Much like for larger corporates, this internationalisation will not only bring them opportunity – it will also carry risk. In order to navigate the challenges of expansion, and realise the potential across global markets, ambitious SMEs will increasingly need professional services firms to help them.
But these mid-sized companies have different needs and service expectations to their larger counterparts. They aren’t always best served by the largest firms, who have traditionally catered for the demands of large corporates. In fact, our own research in 2011 showed 40% of UK SMEs are unhappy with the service they receive from their current advisors.
What’s clear is they expect exceptional and consistent service, regardless of
geography. They need professional services firms with the depth of skills and sector expertise and local knowledge to help them navigate risks associated with expansion. At the same time they need advisors with the global infrastructure and centralised processes to deliver high-quality work and tailored market-by-market service as their organisational structure and activities become more complex. This applies to all forms of advisory – in particular auditing, where scrutiny has never been greater.

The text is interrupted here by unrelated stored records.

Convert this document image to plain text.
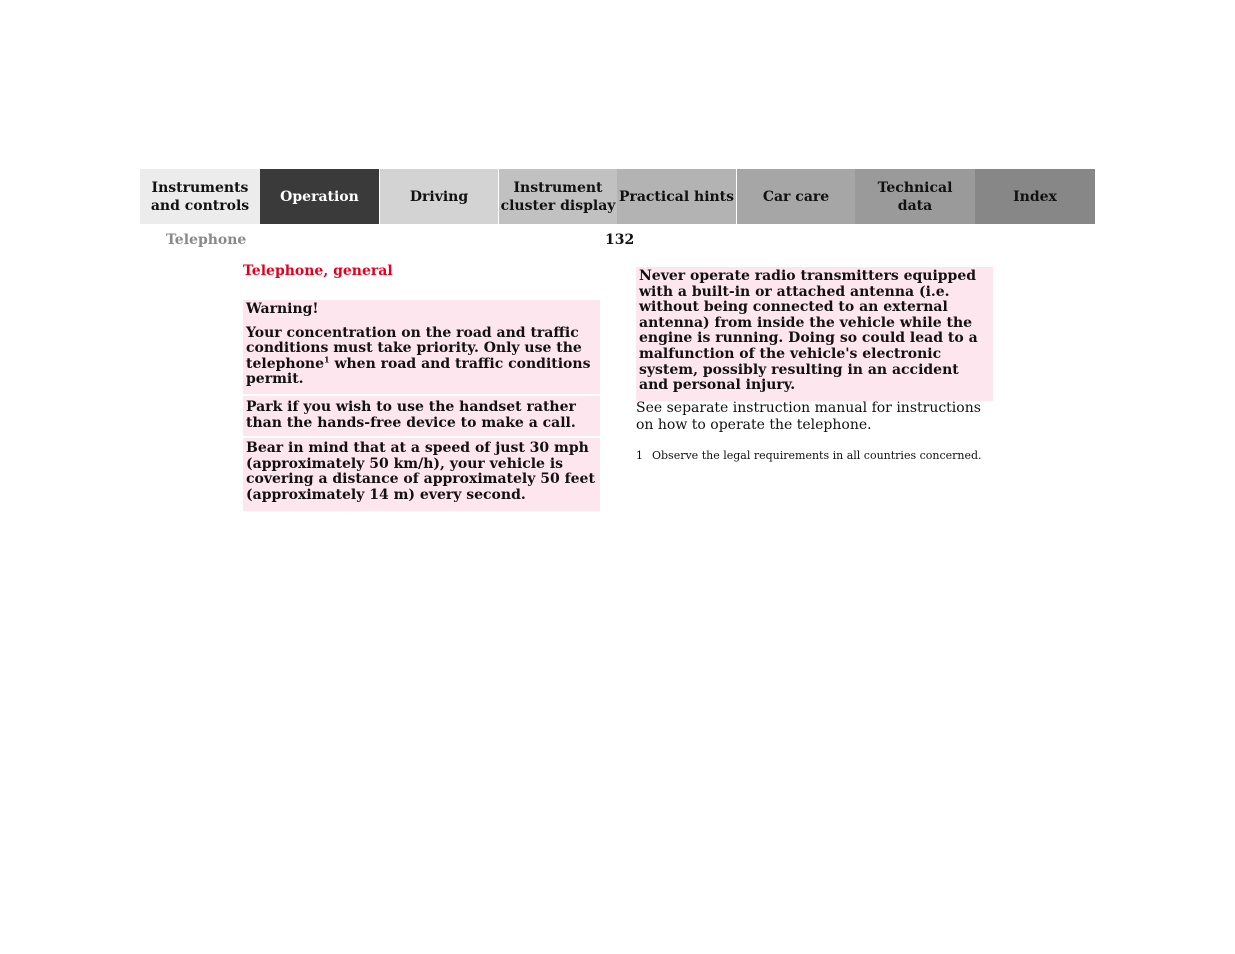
Instruments
and controls
Operation	Driving
Instrument
cluster display
Practical hints	Car care
Technical
data
Index
Telephone	132
Telephone, general

Warning!

Your concentration on the road and traffic conditions must take priority. Only use the telephone$^1$ when road and traffic conditions permit.

Park if you wish to use the handset rather than the hands-free device to make a call.

Bear in mind that at a speed of just 30 mph (approximately 50 km/h), your vehicle is covering a distance of approximately 50 feet (approximately 14 m) every second.

Never operate radio transmitters equipped with a built-in or attached antenna (i.e. without being connected to an external antenna) from inside the vehicle while the engine is running. Doing so could lead to a malfunction of the vehicle's electronic system, possibly resulting in an accident and personal injury.

See separate instruction manual for instructions on how to operate the telephone.
1 Observe the legal requirements in all countries concerned.
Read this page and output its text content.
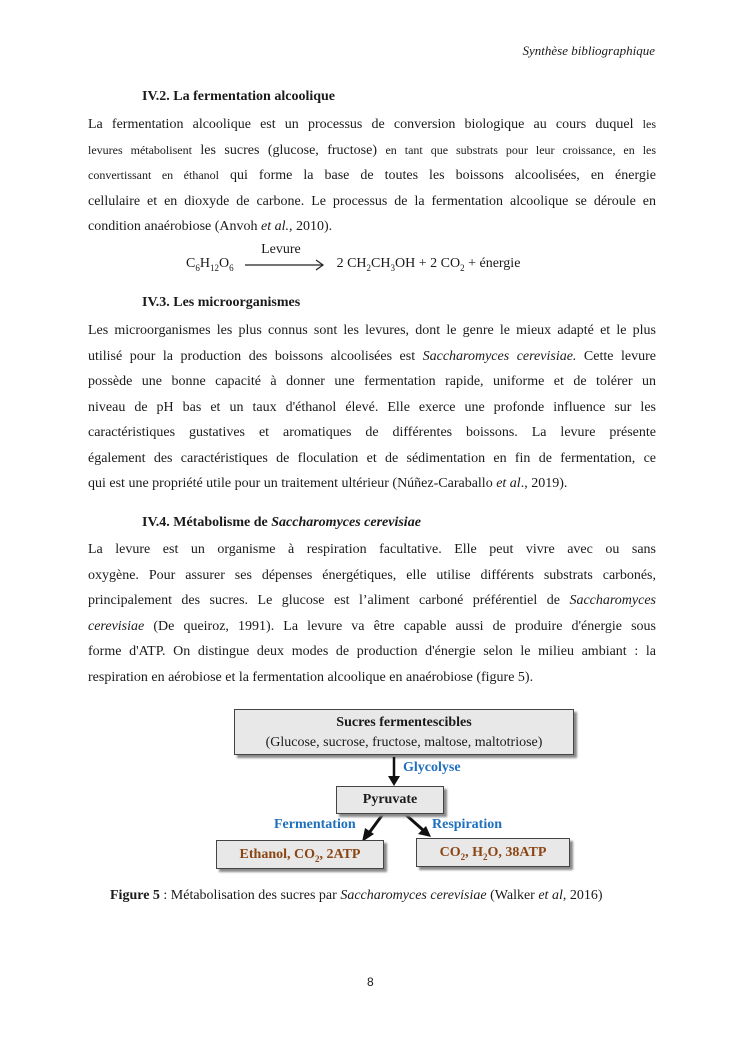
Synthèse bibliographique
IV.2. La fermentation alcoolique
La fermentation alcoolique est un processus de conversion biologique au cours duquel les
levures métabolisent les sucres (glucose, fructose) en tant que substrats pour leur croissance, en les
convertissant en éthanol qui forme la base de toutes les boissons alcoolisées, en énergie
cellulaire et en dioxyde de carbone. Le processus de la fermentation alcoolique se déroule en
condition anaérobiose (Anvoh et al., 2010).
$C_6H_{12}O_6$
Levure
2 $CH_2CH_3OH + 2$ $CO_2$ + énergie
IV.3. Les microorganismes
Les microorganismes les plus connus sont les levures, dont le genre le mieux adapté et le plus
utilisé pour la production des boissons alcoolisées est Saccharomyces cerevisiae. Cette levure
possède une bonne capacité à donner une fermentation rapide, uniforme et de tolérer un
niveau de pH bas et un taux d'éthanol élevé. Elle exerce une profonde influence sur les
caractéristiques gustatives et aromatiques de différentes boissons. La levure présente
également des caractéristiques de floculation et de sédimentation en fin de fermentation, ce
qui est une propriété utile pour un traitement ultérieur (Núñez-Caraballo et al., 2019).
IV.4. Métabolisme de Saccharomyces cerevisiae
La levure est un organisme à respiration facultative. Elle peut vivre avec ou sans
oxygène. Pour assurer ses dépenses énergétiques, elle utilise différents substrats carbonés,
principalement des sucres. Le glucose est l’aliment carboné préférentiel de Saccharomyces
cerevisiae (De queiroz, 1991). La levure va être capable aussi de produire d'énergie sous
forme d'ATP. On distingue deux modes de production d'énergie selon le milieu ambiant : la
respiration en aérobiose et la fermentation alcoolique en anaérobiose (figure 5).
Sucres fermentescibles
(Glucose, sucrose, fructose, maltose, maltotriose)
Glycolyse
Pyruvate
Fermentation	Respiration
Ethanol, $CO_2$, 2ATP	$CO_2$, $H_2O$, 38ATP
Figure 5 : Métabolisation des sucres par Saccharomyces cerevisiae (Walker et al, 2016)
8
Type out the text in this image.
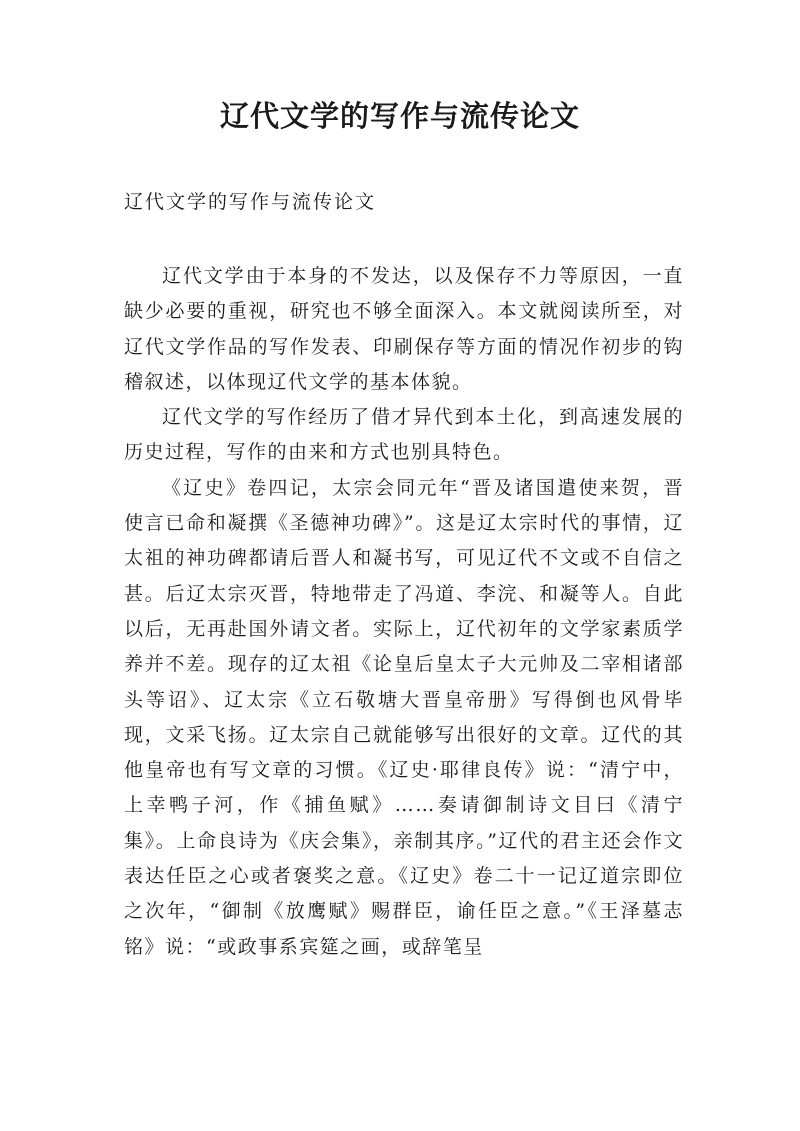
辽代文学的写作与流传论文
辽代文学的写作与流传论文

辽代文学由于本身的不发达，以及保存不力等原因，一直缺少必要的重视，研究也不够全面深入。本文就阅读所至，对辽代文学作品的写作发表、印刷保存等方面的情况作初步的钩稽叙述，以体现辽代文学的基本体貌。

辽代文学的写作经历了借才异代到本土化，到高速发展的历史过程，写作的由来和方式也别具特色。

《辽史》卷四记，太宗会同元年“晋及诸国遣使来贺，晋使言已命和凝撰《圣德神功碑》”。这是辽太宗时代的事情，辽太祖的神功碑都请后晋人和凝书写，可见辽代不文或不自信之甚。后辽太宗灭晋，特地带走了冯道、李浣、和凝等人。自此以后，无再赴国外请文者。实际上，辽代初年的文学家素质学养并不差。现存的辽太祖《论皇后皇太子大元帅及二宰相诸部头等诏》、辽太宗《立石敬塘大晋皇帝册》写得倒也风骨毕现，文采飞扬。辽太宗自己就能够写出很好的文章。辽代的其他皇帝也有写文章的习惯。《辽史·耶律良传》说：“清宁中，上幸鸭子河，作《捕鱼赋》……奏请御制诗文目曰《清宁集》。上命良诗为《庆会集》，亲制其序。”辽代的君主还会作文表达任臣之心或者褒奖之意。《辽史》卷二十一记辽道宗即位之次年，“御制《放鹰赋》赐群臣，谕任臣之意。”《王泽墓志铭》说：“或政事系宾筵之画，或辞笔呈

To be able to deliver all of this requires investment – investment that many mid-tier firms simply cannot make or sustain. This is clearly evidenced by the number of firms we’ve seen leave the market in recent times because they have struggled to compete in a fiercely competitive market – a market where surplus capacity has pushed prices down by some 15 to 20% over the past four years, according to our own analysis of larger European markets. This pricing pressure, combined with ongoing economic uncertainty, means weaker firms won’t have the resource to invest in key developments (infrastructure, tools and people) and ultimately their cohesiveness will be challenged.
For many, the pressure looks set to continue. Stressed margins will undoubtedly impact lower earning firms, forcing them to seek scale benefits and synergies. Only the strongest and most capable networks, those able to meet the increasingly sophisticated needs of mid-market businesses, will be left standing.
At BDO, we have actively pursued a strategy that will drive further mid-market consolidation. We are continuing to grow our network both organically and by merging with strong firms that share our values and add to our strengths. For example, our biggest, most recent merger with PKF in the UK has resulted in a firm of 3,500 people with revenues approaching £400m.
As we grow, we are continuing to invest in markets and areas that set us apart and, importantly, matter to our clients. As such, last year BDO Li Xin merged with a significant part of PKF China, strengthening BDO Li Xin’s position as the largest Chinese owner-managed audit CPA firm and the market leader in serving state-owned enterprises in China.
Consolidation is inevitable and necessary and denial is not an option. We have recognised this and, as such, have founded our long-term strategy in there being a transformed mid-market. I believe it is now time for the rest of the mid-tier to recognise the change that’s coming, take control and plan for it.
Our profession and the clients we serve are counting on it.